Barton v. United States of America, No. A:13-CA-910-SS, slip op. (W.D. Tex. Jan. 10, 2014)(Sparks, J.)

Kurt Barton was the CEO and President of Triton Financial before the SEC shut it down. After his 39-count indictment on a host of fraud and money laundering charges, the District Court appointed two lawyers and a forensic accountant for Barton’s defense and granted a four-month continuance for them to prepare. Id. at 2. Barton was convicted, however, on all 39 counts and the Fifth Circuit affirmed. Id. at 3. Barton filed this proceeding under 28 U.S.C. § 2255, contending that (a) he received ineffective assistance of counsel, in part because of a supposed conflict he was undoubtedly aware of from the start, and (b) the Government committed a Brady violation by failing to provide complete records to his forensic accountant. Id. The District Court thoroughly debunked each point and underscored the overwhelming evidence of guilt unaffected by Barton’s complaints. Id. at 5-24.

Judge Sparks Grants Rule 12(b)(6) Dismissal of Section 1983 Claims Against Prison Nurse

Glanville v. Corrections Corp. of America, No. A-13-CV-519-SS, slip op. (W.D. Tex. Dec. 16, 2013)(Sparks, J.)

Glanville’s alleged that individual medical providers and correctional officers ignored symptoms of an aneurysm he suffered while in the Bartlett State Jail, leaving him brain damaged and unable to work.  Slip op. at 1-2.  The issue before District Court was whether Glanville had stated a viable section 1983 claim against Nicole Pitts, a prison nurse who briefly participated in his care.  Id. at 3 and 5-6.  To overcome Pitts’ qualified immunity, this required factual allegations regarding “conduct on the part of Pitts amounting to deliberate indifference to Glanville’s medical needs.”  Id. at 7.  The District Court determined that the scant references to Pitts in Glanville’s complaint did not approach that heightened pleading standard; therefore, the District Court dismissed the claims against Pitts.  Id. at 9.

Judge Sparks Dismisses All But One Constitutional Challenge to Texas’ Barber Instructor Licensing Scheme

Brantley v. Kuntz, No. A-13-CV-872-SS, slip op. (W.D. Tex. Dec. 16, 2013)(Sparks, J.)

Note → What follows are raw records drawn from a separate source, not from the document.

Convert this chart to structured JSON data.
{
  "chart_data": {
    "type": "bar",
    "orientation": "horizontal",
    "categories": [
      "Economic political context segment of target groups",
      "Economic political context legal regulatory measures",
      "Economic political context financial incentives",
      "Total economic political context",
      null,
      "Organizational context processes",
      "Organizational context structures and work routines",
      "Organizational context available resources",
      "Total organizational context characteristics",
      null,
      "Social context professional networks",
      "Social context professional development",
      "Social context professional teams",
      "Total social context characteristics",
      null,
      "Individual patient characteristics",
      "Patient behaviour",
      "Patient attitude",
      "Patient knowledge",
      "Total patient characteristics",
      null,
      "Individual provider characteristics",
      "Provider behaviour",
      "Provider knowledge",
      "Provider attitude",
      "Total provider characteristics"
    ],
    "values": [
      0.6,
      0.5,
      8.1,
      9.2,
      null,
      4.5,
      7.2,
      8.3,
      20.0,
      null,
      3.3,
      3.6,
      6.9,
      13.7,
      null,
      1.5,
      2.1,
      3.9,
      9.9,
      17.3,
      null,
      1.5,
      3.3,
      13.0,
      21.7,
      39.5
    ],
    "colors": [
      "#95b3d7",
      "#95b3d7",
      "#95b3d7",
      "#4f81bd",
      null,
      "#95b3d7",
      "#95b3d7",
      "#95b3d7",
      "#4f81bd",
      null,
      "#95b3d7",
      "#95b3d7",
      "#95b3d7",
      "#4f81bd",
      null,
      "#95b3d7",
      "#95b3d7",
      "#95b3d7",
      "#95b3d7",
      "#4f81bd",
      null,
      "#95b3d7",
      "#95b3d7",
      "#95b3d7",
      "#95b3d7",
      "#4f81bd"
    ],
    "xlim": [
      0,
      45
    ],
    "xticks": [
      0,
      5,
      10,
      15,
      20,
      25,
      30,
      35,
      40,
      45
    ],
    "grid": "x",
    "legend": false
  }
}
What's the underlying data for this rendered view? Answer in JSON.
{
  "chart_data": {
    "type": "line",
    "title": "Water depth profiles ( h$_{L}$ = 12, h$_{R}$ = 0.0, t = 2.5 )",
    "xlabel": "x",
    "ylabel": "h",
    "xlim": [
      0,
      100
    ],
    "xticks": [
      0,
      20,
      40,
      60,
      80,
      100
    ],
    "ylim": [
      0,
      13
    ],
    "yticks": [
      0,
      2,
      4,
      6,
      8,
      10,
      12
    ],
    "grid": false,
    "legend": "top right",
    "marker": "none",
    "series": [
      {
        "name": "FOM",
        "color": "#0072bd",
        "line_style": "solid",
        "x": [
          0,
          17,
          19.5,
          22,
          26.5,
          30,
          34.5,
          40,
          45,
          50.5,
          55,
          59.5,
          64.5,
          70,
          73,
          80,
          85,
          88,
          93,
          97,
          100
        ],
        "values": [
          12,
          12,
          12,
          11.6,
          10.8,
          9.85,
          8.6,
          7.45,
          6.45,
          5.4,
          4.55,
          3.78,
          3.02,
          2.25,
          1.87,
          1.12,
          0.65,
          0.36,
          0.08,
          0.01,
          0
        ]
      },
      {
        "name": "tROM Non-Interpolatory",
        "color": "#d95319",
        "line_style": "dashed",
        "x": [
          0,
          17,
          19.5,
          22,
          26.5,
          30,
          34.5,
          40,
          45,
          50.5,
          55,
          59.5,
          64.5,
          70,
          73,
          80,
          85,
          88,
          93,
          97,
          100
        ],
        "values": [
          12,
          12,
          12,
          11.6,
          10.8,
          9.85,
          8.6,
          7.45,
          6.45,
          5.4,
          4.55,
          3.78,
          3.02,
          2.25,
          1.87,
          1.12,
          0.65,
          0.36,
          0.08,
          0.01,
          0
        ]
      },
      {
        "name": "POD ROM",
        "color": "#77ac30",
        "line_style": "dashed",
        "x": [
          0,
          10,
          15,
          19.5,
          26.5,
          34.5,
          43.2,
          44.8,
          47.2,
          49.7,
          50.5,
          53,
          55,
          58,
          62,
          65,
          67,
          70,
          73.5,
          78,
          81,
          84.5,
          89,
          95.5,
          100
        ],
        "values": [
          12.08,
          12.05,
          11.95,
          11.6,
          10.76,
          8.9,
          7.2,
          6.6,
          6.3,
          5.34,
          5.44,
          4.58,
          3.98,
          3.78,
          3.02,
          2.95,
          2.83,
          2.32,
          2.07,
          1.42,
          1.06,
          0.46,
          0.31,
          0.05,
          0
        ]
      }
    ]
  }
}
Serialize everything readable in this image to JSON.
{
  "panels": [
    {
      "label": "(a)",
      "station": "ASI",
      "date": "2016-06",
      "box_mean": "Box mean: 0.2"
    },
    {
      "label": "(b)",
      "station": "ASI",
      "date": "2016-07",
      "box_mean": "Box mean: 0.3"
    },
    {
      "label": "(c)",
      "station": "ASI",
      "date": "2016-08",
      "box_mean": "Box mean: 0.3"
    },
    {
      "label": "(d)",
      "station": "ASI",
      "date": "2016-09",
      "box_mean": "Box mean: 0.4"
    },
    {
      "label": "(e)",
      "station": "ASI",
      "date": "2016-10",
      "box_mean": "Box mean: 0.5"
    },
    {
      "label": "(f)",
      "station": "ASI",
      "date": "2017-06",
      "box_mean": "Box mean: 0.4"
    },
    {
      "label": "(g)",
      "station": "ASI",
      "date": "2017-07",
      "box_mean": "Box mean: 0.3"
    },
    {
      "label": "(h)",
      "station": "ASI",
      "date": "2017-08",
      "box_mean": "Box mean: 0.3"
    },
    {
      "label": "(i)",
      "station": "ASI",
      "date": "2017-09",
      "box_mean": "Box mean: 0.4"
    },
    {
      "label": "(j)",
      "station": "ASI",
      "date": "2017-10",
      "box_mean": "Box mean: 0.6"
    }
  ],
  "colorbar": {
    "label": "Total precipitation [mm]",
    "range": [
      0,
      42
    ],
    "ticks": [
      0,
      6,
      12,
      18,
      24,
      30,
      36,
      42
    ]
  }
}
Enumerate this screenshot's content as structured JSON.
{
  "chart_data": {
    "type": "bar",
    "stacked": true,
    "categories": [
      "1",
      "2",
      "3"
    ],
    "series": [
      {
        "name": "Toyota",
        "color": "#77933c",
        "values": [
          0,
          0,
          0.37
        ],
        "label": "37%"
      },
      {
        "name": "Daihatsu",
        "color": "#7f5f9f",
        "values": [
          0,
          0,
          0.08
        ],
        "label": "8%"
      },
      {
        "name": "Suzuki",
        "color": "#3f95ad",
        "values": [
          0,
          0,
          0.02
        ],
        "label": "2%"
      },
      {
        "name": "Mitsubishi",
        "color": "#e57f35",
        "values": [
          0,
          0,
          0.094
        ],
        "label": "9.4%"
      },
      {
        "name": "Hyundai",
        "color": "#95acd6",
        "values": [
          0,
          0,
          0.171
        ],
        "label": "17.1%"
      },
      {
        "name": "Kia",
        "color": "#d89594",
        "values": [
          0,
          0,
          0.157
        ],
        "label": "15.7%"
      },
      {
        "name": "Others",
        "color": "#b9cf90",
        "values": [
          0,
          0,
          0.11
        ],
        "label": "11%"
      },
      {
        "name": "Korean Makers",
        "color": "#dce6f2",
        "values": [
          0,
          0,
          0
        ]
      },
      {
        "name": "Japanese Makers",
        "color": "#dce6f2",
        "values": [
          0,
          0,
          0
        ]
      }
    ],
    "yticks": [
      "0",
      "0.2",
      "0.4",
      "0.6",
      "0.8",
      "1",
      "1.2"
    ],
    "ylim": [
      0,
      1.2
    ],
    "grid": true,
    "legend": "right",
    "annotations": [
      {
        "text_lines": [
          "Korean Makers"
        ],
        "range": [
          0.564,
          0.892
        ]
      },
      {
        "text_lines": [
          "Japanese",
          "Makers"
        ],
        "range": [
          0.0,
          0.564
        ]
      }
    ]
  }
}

Brantley holds a certificate that permits her to braid hair for compensation, but she does not hold an instructor license nor a Class A barber license; thus, while she has taught braiding, her students have been unable to use her classes to satisfy Texas’ hair-braiding licensing requirements.  Slip op. at 4.  Brantley filed suit to challenge the constitutionality of the Texas’ barber instructor licensing scheme, contending that it violates (a) the due process clause of the fourteenth amendment, (b) the equal protection clause of the fourteenth amendment, and (c) the privileges or immunities clause of the fourteenth amendment.  Id. at 1-2.  The Texas Department of Licensing and Regulation defendants filed a Rule 12(b)(6) motion as to Brantley’s equal protection and privileges or immunities claims.  Id. at 2.  She conceded that the latter claim was foreclosed by the Supreme Court’s holding in the Slaughter-House Cases, 83 U.S. 36 (1872).  Slip op. at 6.  And the District Court concluded that Brantley failed to state a viable equal protection claim.  Id. at 6-9.  Therefore, the District Court dismissed all but the unchallenged due process claim.  Id. at 9.